Alasan para imigran gelap tersebut tidak memiliki dokumen pada
saat melakukan perjalanan menuju Pulau Christmas Australia sebagai
berikut;
1) Imigan asal Irak yaitu berdasarkan keterangan yang disampaikan
dokumen miliknya hilang diambil oleh laki-laki dengan membayar
$4000,- (empat ribu dolar Amerika) yang menjajikan untuk
membawa perjalanan ke negara Australia dan seluruh persyaratan
akan diurus oleh seorang laki-laki tersebut.
2) Imigran asal Mesir menerangkan bahwa dokumennya diambil oleh
laki-laki dan dijanjikan untuk membawanya ke Pulau Christmas
Australia dan semua persyaratan diurus oleh laki-laki tersebut
dengan membayar $5000,- (lima ribu dolar Amerika).
3) Imigran yang berasal dari Pakistan menerangkan bahwa
dokumennya diambil oleh laki-laki yang ia kenal sewaktu tinggal
di Malaysia, ia menyerahkan paspornya beserta uang tunai sebesar
RM4000,- (empat ribu Ringgit Malaysia) kepada laki-laki tersebut.
Dia menerangkan setelah menyerahkan paspor dan uang diajak ke
Jakarta dan ditampung disebuah rumah. Selama dua minggu
ditampung selanjutnya pada hari Kamis tanggal 19 Februari 2014
72
sekitar pukul 01.00 WIB saksi dijemput oleh nahkoda kapal
menggunakan sebuah mobil dan diajak menuju ke Pelabuhan Ratu
untuk diberangkatkan menggunakan sebuah kapal kayu menuju
pulau Christmas dan imigran tersebut kembali dimintai kembali
uang sebesar Rp. 3.000.000,- (tiga juta Rupiah) oleh nahkoda kapal
dengan alasan untuk biaya perjalanan menuju Pulau Christmas.
Alasan tersebut sama dengan imiran gelap lainnya yang
berjumlah 26 orang, yaitu dari oknum dan modus yang sama. Setelah
nahkoda dan para imigran gelap tersebut dikurung oleh tentara
Australia, kapal kayu mereka diledakkan dan dihancurkan. Tentara
Australia memberikan kapal sekoci untuk pulang ke daratan yang telah
terlihat dari perairan. Sebelum sampai ke daratan kapal sekoci tersebut
pecah terkena karang dan akhirnya terdampar.

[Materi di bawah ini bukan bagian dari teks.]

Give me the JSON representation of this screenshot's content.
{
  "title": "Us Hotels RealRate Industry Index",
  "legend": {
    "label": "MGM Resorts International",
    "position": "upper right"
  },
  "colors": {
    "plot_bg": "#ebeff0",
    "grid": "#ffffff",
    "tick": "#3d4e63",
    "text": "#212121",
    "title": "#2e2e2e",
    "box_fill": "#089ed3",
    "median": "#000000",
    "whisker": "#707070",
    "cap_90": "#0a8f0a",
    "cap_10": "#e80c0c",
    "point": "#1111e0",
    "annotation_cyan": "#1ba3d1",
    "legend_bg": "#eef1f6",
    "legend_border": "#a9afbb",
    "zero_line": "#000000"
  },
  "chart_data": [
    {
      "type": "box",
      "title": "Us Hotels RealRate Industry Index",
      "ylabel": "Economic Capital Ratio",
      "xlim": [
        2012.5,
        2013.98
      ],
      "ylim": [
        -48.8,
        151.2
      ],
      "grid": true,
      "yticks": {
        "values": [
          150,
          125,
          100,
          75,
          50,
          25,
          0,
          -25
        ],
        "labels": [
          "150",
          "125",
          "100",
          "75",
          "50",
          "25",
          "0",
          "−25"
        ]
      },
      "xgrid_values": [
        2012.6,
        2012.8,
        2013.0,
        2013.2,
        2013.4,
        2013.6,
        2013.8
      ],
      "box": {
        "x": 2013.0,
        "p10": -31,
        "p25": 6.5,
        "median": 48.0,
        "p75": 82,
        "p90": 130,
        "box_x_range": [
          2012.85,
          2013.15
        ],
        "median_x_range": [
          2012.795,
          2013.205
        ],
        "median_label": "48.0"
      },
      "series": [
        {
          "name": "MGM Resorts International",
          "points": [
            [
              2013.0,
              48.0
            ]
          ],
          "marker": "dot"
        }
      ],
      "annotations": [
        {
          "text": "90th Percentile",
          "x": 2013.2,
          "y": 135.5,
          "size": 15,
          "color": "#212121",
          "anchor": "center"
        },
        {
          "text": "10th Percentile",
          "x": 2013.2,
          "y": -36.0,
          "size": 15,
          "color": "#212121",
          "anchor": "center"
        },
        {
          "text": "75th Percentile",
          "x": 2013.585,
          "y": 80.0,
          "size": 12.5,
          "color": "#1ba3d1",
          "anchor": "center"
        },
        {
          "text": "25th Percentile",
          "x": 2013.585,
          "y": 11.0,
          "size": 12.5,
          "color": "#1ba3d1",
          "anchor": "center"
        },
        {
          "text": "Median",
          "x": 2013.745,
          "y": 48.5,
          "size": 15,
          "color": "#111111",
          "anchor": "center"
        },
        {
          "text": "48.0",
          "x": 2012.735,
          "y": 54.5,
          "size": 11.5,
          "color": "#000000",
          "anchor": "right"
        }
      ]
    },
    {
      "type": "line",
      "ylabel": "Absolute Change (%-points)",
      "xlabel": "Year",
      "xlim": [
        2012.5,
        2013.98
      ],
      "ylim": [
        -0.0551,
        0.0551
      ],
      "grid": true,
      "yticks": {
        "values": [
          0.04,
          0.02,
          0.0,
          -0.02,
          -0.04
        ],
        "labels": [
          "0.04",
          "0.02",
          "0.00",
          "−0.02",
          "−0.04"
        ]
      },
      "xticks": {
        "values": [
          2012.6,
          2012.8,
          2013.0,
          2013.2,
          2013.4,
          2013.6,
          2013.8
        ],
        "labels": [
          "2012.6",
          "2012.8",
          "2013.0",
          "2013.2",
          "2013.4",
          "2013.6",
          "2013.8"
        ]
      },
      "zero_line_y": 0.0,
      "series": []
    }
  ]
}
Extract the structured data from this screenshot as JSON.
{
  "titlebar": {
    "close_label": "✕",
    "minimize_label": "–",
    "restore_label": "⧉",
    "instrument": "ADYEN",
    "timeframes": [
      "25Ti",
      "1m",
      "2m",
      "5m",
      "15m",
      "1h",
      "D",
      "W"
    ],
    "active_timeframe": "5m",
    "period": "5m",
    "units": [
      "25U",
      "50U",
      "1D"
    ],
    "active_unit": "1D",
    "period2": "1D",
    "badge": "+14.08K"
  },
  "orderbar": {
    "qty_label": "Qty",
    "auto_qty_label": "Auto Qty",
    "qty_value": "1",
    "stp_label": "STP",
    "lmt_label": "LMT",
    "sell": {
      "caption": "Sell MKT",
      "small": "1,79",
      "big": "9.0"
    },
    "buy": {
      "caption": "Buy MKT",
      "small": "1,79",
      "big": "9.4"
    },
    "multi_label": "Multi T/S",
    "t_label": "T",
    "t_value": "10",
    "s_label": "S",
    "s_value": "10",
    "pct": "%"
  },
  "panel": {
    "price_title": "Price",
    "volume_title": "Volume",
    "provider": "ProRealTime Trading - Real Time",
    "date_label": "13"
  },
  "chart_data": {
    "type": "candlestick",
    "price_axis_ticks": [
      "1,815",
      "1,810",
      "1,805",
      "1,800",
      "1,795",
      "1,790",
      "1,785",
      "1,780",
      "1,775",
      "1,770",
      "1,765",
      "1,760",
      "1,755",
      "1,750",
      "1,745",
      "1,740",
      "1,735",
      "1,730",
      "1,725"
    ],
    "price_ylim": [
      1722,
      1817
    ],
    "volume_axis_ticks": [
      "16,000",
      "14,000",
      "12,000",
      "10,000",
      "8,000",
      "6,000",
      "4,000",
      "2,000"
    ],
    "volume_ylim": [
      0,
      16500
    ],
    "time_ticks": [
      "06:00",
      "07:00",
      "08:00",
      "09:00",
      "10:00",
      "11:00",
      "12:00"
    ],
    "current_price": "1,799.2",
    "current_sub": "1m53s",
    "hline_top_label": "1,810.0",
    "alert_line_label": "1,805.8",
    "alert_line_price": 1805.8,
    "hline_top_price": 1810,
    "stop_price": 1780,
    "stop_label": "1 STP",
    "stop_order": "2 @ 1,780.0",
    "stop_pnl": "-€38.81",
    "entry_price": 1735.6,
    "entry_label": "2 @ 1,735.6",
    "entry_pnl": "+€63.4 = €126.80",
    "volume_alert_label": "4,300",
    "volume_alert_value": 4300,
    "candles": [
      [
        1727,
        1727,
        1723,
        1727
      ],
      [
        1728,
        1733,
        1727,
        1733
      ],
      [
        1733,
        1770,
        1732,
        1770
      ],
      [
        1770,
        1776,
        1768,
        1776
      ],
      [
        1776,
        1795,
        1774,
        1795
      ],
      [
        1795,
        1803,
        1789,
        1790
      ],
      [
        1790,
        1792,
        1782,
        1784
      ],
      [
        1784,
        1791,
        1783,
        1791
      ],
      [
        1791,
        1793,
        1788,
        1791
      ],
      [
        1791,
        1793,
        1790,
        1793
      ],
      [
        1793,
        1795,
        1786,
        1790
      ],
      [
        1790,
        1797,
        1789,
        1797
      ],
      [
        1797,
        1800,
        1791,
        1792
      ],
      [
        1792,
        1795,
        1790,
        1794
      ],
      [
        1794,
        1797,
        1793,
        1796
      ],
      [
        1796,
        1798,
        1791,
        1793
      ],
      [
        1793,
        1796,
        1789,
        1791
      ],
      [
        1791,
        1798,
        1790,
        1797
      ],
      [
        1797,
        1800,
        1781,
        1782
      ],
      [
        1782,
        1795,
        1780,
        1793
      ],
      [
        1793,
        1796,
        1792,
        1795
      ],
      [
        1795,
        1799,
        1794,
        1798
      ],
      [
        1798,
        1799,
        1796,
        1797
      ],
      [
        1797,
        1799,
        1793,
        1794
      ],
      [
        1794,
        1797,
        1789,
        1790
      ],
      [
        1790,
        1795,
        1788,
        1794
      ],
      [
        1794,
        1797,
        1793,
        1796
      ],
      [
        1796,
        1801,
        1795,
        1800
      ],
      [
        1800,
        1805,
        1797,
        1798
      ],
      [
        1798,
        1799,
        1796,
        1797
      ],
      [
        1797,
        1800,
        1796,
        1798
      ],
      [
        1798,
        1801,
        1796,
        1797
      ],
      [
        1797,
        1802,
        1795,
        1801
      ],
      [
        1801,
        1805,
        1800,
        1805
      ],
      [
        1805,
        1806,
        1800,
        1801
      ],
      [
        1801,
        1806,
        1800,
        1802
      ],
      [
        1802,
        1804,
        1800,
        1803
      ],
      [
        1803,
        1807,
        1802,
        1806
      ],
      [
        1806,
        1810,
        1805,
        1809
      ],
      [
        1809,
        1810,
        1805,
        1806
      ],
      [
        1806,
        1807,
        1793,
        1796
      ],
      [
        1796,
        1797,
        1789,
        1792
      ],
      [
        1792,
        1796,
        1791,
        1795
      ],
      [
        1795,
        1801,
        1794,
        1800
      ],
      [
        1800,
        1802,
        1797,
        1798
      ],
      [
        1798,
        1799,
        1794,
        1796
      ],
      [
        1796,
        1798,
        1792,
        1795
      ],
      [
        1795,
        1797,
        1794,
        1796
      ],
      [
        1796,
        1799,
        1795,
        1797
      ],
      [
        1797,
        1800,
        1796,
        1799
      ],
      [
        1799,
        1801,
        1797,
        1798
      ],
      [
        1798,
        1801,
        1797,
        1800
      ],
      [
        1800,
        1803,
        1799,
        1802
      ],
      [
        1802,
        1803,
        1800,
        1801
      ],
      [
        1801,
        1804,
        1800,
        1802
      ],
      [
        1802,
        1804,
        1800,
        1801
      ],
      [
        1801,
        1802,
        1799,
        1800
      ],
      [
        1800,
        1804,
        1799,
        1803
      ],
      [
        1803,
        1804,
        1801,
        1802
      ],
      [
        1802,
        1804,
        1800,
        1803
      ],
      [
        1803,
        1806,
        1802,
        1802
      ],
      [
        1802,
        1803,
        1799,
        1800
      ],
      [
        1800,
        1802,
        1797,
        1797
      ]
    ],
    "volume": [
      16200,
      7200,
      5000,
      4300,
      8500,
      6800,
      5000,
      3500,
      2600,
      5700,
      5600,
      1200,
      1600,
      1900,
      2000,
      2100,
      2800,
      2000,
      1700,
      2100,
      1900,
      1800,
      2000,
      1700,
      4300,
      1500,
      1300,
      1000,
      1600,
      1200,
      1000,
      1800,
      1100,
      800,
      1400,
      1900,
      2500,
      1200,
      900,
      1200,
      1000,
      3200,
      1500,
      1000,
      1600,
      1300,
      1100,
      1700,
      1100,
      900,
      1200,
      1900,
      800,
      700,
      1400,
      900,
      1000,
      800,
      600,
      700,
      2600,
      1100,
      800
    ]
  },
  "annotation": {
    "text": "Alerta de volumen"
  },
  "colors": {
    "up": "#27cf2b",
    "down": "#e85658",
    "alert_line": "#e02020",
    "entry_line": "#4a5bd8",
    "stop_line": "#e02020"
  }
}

b. Peraturan Perundang-undangan
Peraturan yang berkaitan dengan penanganan serta perlindungan
imigran gelap, pencari suaka dan pengungsi, antara lain:
1. UU Nomor 6 Tahun 2011 Tentang Keimigrasian
a. Pasal 1 angka 1
“ Keimigrasian adalah hal ikhwal lalu lintas orang yang masuk atau keluar wilayah Negara Republik Indonesia serta pengawasannya dalam rangka menjaga tegaknya kedaulatan negara ”.
73
b. Pasal 3
“Untuk melaksanakan fungsi keimigrasian, pemerintah menetapkan kebijakan keimigrasian dimana kebijakan keimigrasian dilaksanakan oleh menteri yang bertanggung jawab hingga sepanjang garis perbatasan wilayah Indonesia dilaksanakan oleh Pejabat Imigrasi yang meliputi tempat pemeriksaan imigrasi dan pos lintas batas”.
c. Pasal 8 ayat (1)
“Setiap orang yang masuk atau keluar Wilayah Indonesia
wajib memiliki dokumen perjalanan yang sah dan masih
berlaku”.
Pasal 8 ayat(2)
“Setiap orang asing yang masuk wilayah Indonesia wajib memiliki visa yang sah dan masih berlaku, kecuali ditentukan lain berdasarkan Undang-Undang ini dan perjanjian internasional”.
d. Pasal 9 ayat (1)
“Setiap orang yang masuk atau keluar Wilayah Indonesia wajib melalui pemeriksaan yang dilakukan oleh Pejabat Imigrasi di Tempat Pemeriksaan Imigrasi”.
Pasal 9 ayat (2)
“Pemeriksaan sebagaimana dimaksud pada ayat (1) meliputi
pemeriksaan dokumen perjalanan dan/atau identitas diri yang
sah”.
2. Deklarasi Universal Hak Asasi Manusia
a. Pasal 13 ayat (1)
“Setiap orang berhak atas kebebasan bergerak dan berdiam di
dalam batas-batas setiap negara”.
74
Pasal 13 ayat (2)
“Setiap orang berhak meninggalkan suatu negeri, termasuk
negerinya sendiri, dan berhak kembali ke negerinya”.
b. Pasal 14 ayat (1)
“Setiap orang berhak mencari dan mendapatkan suaka di negeri
lain untuk melindungi diri dari pengejaran”.
Pasal 14 ayat (2)
“Hak ini tidak berlaku untuk kasus pengejaran yang benar-benar timbul karena kejahatan-kejahatan yang tidak berhubungan dengan politik, atau karena perbuatan-perbuatan yang bertentangan dengan tujuan dan dasar Perserikatan Bangsa-Bangsa”.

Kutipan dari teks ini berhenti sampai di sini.